We have had a most unusual situation in our home these past few weeks..the husband decided to lose weight.
He didn't tell me so of course..he is not one for talking to his wife..but I noticed the decrease in the demolishment of my pantry supplies and the fact that he no longer sent staff scurrying to the coffee shop for his substantial lunch courses.

And it was time. To be quite truthful, he , a true ectomorph, was beginning to look gross in his clothes, and nothing in the kitchen store cupboards was safe. I had lost count of the times I had left him to graze alone at the kitchen table after midnight. Not to forget how he demolished the $100 of candy the daughter gave him for his midMay birthday, alone and unaided, by the end of the month. I had taken to hiding any goodies I was saving for grandchildren, unsuccessfully, usually,to the point that cookies kept for them were stored in the freezer of the outside drinks 'frig.

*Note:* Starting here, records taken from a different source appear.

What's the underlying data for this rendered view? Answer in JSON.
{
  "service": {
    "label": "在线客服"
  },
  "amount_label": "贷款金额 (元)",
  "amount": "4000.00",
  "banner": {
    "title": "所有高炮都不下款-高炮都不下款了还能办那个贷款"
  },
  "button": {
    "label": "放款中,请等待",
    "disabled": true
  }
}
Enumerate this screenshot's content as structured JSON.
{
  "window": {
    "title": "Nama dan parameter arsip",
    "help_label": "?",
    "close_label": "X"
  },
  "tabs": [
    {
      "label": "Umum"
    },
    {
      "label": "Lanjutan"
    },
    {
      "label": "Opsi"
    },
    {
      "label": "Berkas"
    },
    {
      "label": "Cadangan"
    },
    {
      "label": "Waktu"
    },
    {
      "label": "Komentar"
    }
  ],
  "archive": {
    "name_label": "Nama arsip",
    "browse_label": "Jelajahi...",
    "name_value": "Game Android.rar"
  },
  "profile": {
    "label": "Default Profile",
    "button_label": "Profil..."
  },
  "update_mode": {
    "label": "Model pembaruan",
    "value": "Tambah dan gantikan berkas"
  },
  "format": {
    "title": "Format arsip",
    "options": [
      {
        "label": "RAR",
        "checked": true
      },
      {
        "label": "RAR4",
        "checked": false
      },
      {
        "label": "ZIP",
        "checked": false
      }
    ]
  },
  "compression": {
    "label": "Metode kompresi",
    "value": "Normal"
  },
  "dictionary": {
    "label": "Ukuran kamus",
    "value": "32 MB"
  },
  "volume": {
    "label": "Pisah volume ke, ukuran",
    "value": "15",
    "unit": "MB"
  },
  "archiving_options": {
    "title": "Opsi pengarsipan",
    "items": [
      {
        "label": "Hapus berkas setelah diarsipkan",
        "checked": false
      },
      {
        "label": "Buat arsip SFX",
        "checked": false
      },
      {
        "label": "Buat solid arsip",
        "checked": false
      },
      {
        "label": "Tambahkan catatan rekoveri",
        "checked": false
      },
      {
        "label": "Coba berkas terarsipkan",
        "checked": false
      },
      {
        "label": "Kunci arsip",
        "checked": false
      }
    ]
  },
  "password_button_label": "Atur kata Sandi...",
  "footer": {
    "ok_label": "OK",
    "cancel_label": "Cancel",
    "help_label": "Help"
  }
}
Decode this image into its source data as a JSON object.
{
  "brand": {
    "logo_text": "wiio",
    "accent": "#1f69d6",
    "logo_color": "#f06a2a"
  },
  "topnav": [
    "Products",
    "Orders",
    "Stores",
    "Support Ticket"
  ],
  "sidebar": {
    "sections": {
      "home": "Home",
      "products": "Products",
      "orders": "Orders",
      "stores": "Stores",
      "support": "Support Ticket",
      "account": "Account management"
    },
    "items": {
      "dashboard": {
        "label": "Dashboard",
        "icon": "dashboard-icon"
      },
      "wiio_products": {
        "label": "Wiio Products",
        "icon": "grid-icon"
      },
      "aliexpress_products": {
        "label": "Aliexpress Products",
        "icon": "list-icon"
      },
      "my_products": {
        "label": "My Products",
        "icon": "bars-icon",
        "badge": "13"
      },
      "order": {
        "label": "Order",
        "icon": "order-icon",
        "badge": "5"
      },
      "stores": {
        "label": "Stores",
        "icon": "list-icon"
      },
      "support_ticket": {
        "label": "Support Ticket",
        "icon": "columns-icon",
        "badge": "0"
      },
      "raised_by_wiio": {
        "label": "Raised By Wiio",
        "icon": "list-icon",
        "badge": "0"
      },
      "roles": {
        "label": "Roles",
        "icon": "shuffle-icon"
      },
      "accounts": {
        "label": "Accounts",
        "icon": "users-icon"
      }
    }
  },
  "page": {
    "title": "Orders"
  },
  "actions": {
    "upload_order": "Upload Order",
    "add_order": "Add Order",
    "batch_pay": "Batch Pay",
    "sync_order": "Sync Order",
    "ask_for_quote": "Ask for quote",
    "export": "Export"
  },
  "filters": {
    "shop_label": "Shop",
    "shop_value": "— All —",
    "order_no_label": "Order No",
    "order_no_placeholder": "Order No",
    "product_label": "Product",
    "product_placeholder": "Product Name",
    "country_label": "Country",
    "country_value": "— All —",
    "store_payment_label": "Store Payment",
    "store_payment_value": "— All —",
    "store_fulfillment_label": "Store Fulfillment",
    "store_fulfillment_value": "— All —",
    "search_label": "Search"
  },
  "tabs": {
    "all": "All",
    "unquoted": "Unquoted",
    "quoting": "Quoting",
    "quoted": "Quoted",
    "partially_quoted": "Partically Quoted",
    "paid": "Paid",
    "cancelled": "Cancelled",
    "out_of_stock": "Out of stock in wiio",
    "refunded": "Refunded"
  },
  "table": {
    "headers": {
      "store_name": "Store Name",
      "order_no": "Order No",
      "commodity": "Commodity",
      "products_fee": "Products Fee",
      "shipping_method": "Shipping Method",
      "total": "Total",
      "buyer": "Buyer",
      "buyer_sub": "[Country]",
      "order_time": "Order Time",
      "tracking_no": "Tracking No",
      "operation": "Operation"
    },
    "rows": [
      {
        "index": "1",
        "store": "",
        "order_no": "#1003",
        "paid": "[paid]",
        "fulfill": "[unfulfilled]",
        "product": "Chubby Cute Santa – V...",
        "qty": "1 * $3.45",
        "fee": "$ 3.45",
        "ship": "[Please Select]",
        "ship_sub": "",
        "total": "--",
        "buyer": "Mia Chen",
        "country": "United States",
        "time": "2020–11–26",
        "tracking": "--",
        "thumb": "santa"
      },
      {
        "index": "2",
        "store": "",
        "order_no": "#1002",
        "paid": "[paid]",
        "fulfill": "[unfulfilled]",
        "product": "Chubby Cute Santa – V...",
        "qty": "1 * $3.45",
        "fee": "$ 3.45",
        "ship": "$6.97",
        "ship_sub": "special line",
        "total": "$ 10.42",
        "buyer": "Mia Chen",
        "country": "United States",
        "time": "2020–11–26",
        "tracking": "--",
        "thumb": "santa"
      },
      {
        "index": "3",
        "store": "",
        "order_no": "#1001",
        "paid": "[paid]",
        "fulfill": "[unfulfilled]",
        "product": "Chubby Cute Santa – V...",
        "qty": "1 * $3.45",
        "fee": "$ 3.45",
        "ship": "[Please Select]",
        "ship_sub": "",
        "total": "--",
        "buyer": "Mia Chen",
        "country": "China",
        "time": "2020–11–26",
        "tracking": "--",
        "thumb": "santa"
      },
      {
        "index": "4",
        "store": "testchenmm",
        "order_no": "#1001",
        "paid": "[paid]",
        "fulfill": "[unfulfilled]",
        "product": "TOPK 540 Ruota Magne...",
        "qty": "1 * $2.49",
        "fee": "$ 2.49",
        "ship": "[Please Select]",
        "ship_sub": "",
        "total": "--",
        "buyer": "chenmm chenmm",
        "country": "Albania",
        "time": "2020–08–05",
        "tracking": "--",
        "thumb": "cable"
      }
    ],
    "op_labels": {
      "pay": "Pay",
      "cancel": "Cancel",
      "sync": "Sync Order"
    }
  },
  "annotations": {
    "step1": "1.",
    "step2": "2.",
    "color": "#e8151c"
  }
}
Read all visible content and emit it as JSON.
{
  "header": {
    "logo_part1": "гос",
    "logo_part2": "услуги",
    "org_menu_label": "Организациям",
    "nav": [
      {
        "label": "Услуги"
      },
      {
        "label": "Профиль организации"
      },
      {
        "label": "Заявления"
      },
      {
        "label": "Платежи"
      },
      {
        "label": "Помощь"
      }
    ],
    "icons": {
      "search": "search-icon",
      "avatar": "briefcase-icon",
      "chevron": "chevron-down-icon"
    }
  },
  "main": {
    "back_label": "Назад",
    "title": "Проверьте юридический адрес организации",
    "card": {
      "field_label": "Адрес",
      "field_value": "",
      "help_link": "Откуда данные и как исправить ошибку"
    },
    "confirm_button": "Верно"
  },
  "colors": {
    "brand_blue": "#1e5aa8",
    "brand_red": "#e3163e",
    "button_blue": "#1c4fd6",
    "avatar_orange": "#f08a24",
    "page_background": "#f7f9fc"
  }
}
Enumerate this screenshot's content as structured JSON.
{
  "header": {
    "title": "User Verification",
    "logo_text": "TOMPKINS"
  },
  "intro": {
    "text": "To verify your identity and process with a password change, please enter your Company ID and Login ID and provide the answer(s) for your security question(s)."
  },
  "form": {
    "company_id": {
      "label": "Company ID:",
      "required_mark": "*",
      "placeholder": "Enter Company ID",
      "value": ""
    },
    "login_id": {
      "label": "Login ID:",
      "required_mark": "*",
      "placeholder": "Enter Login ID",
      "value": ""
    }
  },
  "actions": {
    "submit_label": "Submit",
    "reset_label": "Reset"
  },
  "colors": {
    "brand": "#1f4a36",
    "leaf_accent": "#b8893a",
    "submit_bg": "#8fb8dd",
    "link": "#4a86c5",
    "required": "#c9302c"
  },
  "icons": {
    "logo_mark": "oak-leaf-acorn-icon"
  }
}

Anyway, something about his ballooning silhouette must have gotten to him- or maybe someone said something to him, but he suddenly stopped eating nonstop. Began to restrict himself to three meals a day and the occasional snack, instead of the perpetual grazing we had become used to, and which had become something of a family joke. And it worked, of course, as one's first attempts to lose weight usually do, to the extent that he has lost 12 kilos in 6 weeks..which tells you how much he was eating BEFORE
But instead of being, therefore, sympathetic to others attempting to lose weight, he has become rather pompous and self-righteous, especially when dealing with customers looking for a "quick fix" to the weight problem, or "dietary aids" or "curb your hunger" pills; customers who have come to him for advice.
"There is only one way to lose weight" he tells them curtly, "and that is to just stop eating".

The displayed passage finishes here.